If one were to make a list of 21st-century technologies that deserve to be credited as the hardware equivalent of Duke Nukem Forever, OLED displays might just might sweep the competition. Display manufacturers have been talking about OLED
televisions and monitors as "a couple years away" for at least the last half-decade. The recession of 2009 caused a number of manufacturers to push back their production plans (ostensibly in response), but a quick check of historic projections shows we were nowhere near predicted production levels even before the downturn. Earlier this week, Sony
announced it would halt sales of its 11" OLED in Japan, where the panel first debuted. For now, the XEL-1 will remain on sale in the US and other markets, but Sony's decision to kill the unit in its home market and reduce the rate at which it's investing in future OLED TV development has been perceived in some corners as a judgment on the long-term feasibility of OLED technology.The Elusive Holy Grail:
Sony's 11" XEL-1. $2800 at launch for a display that couldn't manage HD output.

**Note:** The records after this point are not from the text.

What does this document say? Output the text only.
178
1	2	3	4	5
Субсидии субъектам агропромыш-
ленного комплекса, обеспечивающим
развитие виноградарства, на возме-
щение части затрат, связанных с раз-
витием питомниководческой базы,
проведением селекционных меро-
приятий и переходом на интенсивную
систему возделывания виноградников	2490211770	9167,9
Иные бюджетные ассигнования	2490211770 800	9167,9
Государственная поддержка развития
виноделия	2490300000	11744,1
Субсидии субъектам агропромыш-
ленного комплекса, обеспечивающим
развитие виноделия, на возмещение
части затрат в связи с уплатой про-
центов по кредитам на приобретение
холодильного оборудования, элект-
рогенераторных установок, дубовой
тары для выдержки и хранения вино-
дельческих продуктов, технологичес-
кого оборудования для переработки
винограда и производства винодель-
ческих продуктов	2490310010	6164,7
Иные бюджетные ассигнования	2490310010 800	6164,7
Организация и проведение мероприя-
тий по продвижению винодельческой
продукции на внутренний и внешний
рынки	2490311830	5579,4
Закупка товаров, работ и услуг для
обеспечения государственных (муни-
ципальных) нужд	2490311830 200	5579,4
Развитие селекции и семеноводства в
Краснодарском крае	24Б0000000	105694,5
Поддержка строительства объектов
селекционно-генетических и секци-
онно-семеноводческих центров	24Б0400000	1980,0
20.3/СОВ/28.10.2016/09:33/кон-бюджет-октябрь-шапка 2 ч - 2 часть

If you don't know much about OLED panels and are wondering what all the fuss is about, it's pretty simple. Compared to standard LCDs (including those with LED backlighting), OLED displays offer better contrast ratios, require no backlighting at all, permit wider viewing angles, and don't suffer from color shift. Unlike LCDs, OLED's have no trouble producing 'true' black. When powered down, OLED elements consume no electricity, and the panels themselves typically consume about 70 percent as much energy as an LCD panel of the same size.
All of those features come into play before we talk about the fact that OLEDs can be flexible, wearable, and theoretically printed by an inkjet printer. The displays can also be transparent (a nifty feature Samsung demonstrated at CES this year.) To display manufacturers, this new panel technology wasn't the next big thing but the next big everything.
Unfortunately, it hasn't worked out that way. When the XEL-1 debuted in the US, it had an MSRP of $2899. The current price online (in what few stores list it) varies considerably but averages out to ~$2100. That's a drop of some 30 percent, but while the price has come down, larger displays with better features and support for 720p/1080p have not appeared—not from Sony—and that's actually the bigger problem. There are always people willing to pay top dollar for the latest and greatest, which implies that acceptable yields at these sizes are nothing short of terrible. LG To The Rescue—Maybe:
Even if Sony does kill the XEL-1 in the US, all is not lost. LG has given notice that it's bringing its 15" EL9500 display to the United States with an estimated price tag of ~$2600. While that's still extremely expensive, the EL9500 can handle 720p video (1366x768 resolution) and has nearly twice the viewable area (96.14 inches2
for the LG as opposed to 51.7 inches2
for the Sony. LG has hinted that it will introduce 20" and possibly even 30" OLED panels this year with 40" panels coming Real Soon Now
, but given the historic inaccuracy of such predictions, we're not holding our breath.
For the moment, LG appears to be the only company even talking about imminent OLED TV displays. Last year, Samsung declared it would be 4-5 years before OLED displays were mainstream; sentiments echoed by Toshihiro Sakamoto, president of Panasonic. Samsung has implied it would launch an OLED-equipped laptop by the end of 2010 and the company's transparent laptop display drew a great deal of attention at CES last year. In the meantime, however, the South Korean company is moving into 3D displays.Conclusion:
In the wake of Sony's announcement earlier this week, far too many online pundits have rushed to declare OLED panels dead, dying, moribund, or otherwise abandoned. In our opinion, "reprioritized" is a much better word. There's no doubting that panel manufacturers have seized on 3D as the next 'must have' feature, but OLED technology continues to capture eyeballs and interests whenever prototype displays are demonstrated. The new display technology is also of interest to any company designing mobile products that integrate a display. The LCD of a laptop typically draws the most juice (or second-most, depending on the processor) of anything in the chassis. Reducing display power consumption by an average of 30 percent would have an immediate positive impact on battery life, while the ultra-thin nature of OLED displays would allow for lighter, smaller notebooks.
OLED research and development isn't going to stop; the tech solves too many problems and offers too many opportunities. It seems more likely at this juncture that we'll see development focus shift from large panel sizes to smaller ones, particularly since the smartphone/handheld OLED market is growing briskly and larger screens are inherently more prone to defects. Sadly, this means that your chance of traipsing home with a truly cutting-edge display before 2014 or so could be pretty minimal.
Unless, of course, you've got an extra kidney lying around.